Чтобы угадать имя малого, которого разыскивал Виньо, мне незачем было читать письмо. Едва я открыл конверт, словно что-то всколыхнулось вокруг меня и в моей голове.
Убийцу звали Ле Флок, Ян Ле Флок. В то время ему было девятнадцать лет. Мой маленький бретонец.
Я не ответил на письмо Виньо. Каждому свое дерьмо! Он наверняка был прав насчет Ле Флока, но это ничего не меняло. Обе малышки были мертвы – и та, что из Бретани, и наша. И мальчишка тоже был мертв, расстрелян по всем правилам. Да к тому же, убеждал я себя, Виньо мог ошибаться, у него, наверное, были свои причины навесить эту историю на мальчишку, как у тех двух подонков, Мациева и Мьерка, были свои. Поди узнай теперь.
Странно, но я привык жить в окружении тайны, в сомнениях, в потемках, без ответов и уверенности. Ответить Виньо значило уничтожить все это: внезапно пролившийся свет обелил бы Дестина и погрузил маленького бретонца во мрак. Слишком уж просто. Один из них убил, это точно, но ведь это мог сделать и другой, в сущности, разница между намерением и преступлением ничтожна.
Я взял письмо Виньо и раскурил им трубку. Пфф-ф! В дым! В пепел! В ничто! Продолжай искать, милейший, я тут не единственный! В сущности, может, это была месть. Способ сказать себе, что я не единственный, кто роет землю ногтями в поисках мертвых, чтобы вынудить их заговорить. Даже в пустоте хочется знать, что есть другие люди, похожие на нас.
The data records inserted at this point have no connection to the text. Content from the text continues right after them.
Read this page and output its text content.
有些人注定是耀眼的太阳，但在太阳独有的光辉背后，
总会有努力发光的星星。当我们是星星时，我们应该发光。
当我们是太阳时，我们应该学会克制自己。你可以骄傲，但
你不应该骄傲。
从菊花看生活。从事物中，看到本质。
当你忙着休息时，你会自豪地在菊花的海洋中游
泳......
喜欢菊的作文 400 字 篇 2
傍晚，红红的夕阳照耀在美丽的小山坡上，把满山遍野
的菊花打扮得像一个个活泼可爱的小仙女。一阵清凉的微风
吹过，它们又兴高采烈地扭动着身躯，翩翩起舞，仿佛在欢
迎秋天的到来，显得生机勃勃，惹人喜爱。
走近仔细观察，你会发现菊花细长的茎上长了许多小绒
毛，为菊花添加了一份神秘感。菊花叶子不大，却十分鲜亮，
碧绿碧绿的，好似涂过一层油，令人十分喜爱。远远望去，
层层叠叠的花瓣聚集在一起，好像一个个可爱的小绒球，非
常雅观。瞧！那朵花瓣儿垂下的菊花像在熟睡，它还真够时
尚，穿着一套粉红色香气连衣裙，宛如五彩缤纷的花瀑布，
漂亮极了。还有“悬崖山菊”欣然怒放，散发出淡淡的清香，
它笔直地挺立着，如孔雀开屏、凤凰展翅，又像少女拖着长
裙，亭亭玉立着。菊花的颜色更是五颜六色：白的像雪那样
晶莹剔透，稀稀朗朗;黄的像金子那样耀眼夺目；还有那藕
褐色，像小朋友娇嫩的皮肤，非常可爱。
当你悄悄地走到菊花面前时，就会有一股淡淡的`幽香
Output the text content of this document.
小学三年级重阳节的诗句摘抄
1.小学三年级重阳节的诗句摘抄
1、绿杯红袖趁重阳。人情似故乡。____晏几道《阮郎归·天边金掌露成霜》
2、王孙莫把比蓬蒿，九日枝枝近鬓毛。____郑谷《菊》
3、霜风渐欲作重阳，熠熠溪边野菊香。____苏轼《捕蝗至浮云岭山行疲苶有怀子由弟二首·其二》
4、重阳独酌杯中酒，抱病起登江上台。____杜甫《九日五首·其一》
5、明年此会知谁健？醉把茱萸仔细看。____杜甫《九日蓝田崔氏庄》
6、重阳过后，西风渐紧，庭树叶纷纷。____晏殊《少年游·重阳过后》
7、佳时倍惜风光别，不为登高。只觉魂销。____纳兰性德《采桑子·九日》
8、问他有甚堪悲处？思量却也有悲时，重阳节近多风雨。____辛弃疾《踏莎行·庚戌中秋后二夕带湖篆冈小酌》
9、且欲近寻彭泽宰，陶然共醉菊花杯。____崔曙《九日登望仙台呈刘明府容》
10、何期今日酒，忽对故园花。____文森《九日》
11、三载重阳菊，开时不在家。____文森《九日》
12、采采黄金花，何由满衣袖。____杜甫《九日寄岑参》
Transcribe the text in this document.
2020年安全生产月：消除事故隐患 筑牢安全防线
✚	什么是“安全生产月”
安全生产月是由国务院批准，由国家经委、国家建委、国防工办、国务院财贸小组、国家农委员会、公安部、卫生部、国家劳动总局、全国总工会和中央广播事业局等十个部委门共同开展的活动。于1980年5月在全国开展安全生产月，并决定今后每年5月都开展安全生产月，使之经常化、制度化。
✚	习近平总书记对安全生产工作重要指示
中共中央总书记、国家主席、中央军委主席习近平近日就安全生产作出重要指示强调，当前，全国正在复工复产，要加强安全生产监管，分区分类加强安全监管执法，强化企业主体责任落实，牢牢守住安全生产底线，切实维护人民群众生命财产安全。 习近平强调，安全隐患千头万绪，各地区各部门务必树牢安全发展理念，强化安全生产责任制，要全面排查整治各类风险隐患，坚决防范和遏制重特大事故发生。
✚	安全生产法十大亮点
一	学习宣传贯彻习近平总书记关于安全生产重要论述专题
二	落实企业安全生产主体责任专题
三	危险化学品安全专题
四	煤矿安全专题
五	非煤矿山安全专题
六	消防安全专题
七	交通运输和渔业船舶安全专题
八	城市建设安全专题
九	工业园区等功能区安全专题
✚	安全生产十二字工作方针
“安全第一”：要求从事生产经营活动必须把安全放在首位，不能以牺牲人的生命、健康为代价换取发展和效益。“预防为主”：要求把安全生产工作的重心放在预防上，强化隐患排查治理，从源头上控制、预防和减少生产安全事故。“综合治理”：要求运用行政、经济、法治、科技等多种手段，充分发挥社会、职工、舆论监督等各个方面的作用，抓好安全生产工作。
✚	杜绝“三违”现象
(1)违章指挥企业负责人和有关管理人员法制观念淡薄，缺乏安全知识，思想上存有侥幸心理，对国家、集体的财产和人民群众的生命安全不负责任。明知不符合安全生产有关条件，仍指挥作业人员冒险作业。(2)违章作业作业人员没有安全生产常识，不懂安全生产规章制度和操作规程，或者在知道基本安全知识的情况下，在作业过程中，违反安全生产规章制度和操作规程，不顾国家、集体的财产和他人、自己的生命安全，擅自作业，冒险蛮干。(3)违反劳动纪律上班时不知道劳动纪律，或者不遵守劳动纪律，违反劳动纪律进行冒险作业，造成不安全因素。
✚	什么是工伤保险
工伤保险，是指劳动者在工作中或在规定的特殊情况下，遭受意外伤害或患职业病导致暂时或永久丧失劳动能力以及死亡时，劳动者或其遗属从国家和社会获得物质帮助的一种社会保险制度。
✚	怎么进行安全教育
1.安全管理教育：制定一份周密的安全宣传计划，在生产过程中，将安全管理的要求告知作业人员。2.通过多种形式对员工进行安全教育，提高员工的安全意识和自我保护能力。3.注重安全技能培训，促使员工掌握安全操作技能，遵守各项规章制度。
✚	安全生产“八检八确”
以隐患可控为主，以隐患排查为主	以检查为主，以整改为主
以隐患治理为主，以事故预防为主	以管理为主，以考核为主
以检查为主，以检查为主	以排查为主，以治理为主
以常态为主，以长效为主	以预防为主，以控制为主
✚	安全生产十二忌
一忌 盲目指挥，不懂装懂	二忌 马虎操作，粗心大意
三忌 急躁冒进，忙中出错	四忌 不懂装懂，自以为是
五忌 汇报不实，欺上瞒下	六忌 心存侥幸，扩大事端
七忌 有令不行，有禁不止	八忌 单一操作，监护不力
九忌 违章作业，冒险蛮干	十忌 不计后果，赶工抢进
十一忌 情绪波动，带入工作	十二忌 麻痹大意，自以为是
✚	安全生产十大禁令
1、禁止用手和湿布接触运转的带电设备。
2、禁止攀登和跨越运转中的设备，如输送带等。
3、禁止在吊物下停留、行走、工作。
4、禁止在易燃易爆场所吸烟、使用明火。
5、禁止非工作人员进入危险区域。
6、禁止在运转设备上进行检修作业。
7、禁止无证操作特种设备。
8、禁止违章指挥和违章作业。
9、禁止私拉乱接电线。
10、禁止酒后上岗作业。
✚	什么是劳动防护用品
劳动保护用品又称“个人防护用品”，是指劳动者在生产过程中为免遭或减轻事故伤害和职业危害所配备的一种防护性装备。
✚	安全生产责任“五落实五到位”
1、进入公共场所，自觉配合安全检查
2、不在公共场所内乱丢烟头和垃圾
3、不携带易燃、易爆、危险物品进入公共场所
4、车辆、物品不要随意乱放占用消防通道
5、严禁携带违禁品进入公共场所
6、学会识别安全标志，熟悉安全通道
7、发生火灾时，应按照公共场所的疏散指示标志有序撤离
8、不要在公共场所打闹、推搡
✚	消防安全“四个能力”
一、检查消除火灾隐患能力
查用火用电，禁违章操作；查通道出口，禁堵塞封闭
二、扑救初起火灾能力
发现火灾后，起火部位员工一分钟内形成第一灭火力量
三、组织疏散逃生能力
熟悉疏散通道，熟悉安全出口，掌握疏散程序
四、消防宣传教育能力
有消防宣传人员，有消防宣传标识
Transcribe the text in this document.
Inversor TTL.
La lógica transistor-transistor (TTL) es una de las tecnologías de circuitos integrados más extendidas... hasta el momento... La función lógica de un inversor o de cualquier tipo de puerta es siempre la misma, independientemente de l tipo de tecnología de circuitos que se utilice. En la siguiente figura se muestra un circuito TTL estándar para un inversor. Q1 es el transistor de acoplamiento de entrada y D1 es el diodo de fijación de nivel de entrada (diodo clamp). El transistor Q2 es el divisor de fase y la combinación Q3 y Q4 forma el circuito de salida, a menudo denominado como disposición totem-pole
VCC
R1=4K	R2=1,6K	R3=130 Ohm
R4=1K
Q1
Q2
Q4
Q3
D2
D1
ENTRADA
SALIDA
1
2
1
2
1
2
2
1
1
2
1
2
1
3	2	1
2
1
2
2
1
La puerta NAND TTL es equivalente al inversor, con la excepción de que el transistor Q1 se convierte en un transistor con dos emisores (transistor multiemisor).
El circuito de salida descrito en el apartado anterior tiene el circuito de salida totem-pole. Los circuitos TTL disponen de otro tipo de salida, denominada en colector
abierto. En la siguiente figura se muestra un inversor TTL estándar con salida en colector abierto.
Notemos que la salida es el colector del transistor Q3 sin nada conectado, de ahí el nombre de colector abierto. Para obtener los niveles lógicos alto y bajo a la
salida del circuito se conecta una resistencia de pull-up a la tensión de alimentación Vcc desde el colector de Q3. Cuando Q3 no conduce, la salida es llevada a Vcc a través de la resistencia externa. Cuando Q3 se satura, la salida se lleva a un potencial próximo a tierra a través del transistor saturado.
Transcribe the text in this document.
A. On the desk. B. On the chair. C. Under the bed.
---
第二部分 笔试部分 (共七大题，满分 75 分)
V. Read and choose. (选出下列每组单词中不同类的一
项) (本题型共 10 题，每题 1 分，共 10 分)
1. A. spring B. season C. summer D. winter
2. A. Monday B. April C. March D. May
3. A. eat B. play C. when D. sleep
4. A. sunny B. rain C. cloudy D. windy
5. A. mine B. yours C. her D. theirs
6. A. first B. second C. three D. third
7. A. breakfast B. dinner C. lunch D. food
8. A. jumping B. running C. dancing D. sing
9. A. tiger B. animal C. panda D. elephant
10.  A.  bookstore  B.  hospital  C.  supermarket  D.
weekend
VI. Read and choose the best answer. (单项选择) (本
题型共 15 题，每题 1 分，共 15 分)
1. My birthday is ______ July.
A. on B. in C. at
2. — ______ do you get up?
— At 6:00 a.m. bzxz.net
Ну вот, я подхожу к концу. К концу истории и к своему собственному. Могилы, как и рты, давно закрыты, а от мертвых остались всего лишь полустертые имена на могильных камнях: Денная Красавица, Лизия, Дестина, Важняк, Барб, Аделаида Сиффер, маленький бретонец, рабочий-печатник, Мьерк, Гашантар, жена Бурраша, Ипполит Люси, Мазерюль, Клеманс… Часто я представляю себе всех – в холодной земле и полной темноте. Я знаю, что глазницы их запали и давно пусты, а их сложенные на груди руки лишены плоти.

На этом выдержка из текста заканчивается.